Which models and providers do you support?
We are vendor-neutral. Engagements have shipped against Claude, GPT, Gemini, and self-hosted open-source models — with cascading routing across providers when cost or latency targets demand it. We do not recommend models based on marketing material; the evaluation rubric decides.
Do you train on customer prompts or completions?
No. Customer data is never used to train models, and is never shared between engagements. Telemetry stays inside your perimeter; we operate with zero retention by default.
How does your work map to GDPR, HIPAA, and SOC 2?
Every engagement includes a control-mapping matrix to the assessor's framework, plus inference lineage signed and time-stamped at write. Audit packs export in the format your reviewer already expects.

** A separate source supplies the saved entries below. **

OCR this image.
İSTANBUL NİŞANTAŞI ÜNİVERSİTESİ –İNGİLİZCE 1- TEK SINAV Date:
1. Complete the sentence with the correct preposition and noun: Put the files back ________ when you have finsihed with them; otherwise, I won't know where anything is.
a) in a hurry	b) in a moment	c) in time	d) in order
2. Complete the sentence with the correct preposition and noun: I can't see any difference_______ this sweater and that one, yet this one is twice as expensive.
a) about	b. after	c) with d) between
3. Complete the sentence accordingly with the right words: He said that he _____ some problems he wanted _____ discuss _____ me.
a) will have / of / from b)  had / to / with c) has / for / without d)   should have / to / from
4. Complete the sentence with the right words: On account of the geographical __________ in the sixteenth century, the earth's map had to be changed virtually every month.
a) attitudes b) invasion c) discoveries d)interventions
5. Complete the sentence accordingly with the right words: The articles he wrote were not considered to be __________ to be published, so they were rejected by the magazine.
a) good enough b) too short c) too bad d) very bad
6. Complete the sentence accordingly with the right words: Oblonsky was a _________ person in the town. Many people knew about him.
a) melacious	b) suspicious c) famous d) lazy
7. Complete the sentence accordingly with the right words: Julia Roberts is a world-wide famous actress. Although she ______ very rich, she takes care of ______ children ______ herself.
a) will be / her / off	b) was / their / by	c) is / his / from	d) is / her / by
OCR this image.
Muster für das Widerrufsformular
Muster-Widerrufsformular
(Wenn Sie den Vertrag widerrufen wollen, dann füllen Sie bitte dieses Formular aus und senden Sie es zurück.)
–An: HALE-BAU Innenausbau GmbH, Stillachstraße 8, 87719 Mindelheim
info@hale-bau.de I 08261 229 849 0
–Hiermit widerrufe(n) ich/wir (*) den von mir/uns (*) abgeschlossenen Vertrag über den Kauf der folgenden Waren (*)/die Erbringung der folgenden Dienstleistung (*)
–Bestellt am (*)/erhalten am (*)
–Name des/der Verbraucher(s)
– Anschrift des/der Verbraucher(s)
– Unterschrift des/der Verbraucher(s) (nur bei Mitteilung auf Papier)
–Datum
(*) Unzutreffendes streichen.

Can you operate inside our VPC?
Yes. Production engagements run inside the customer's cloud account; only the evaluation suite source and tooling cross the boundary. Air-gapped variants are available for regulated workloads.
What does a successful pilot look like?
A pilot is successful when stakeholders can sign on the accuracy, latency, and cost envelope; when the adversarial probe surfaces no production-blocking failure modes; and when the team owns the suite well enough to extend it without us.
How is this different from an open-source eval framework?
Open-source frameworks give you scaffolding. We deliver the calibrated rubrics, the adversarial corpus, the drift monitors, and the audit lineage that production systems are graded on. The methodology is the deliverable; the tooling is how it ships.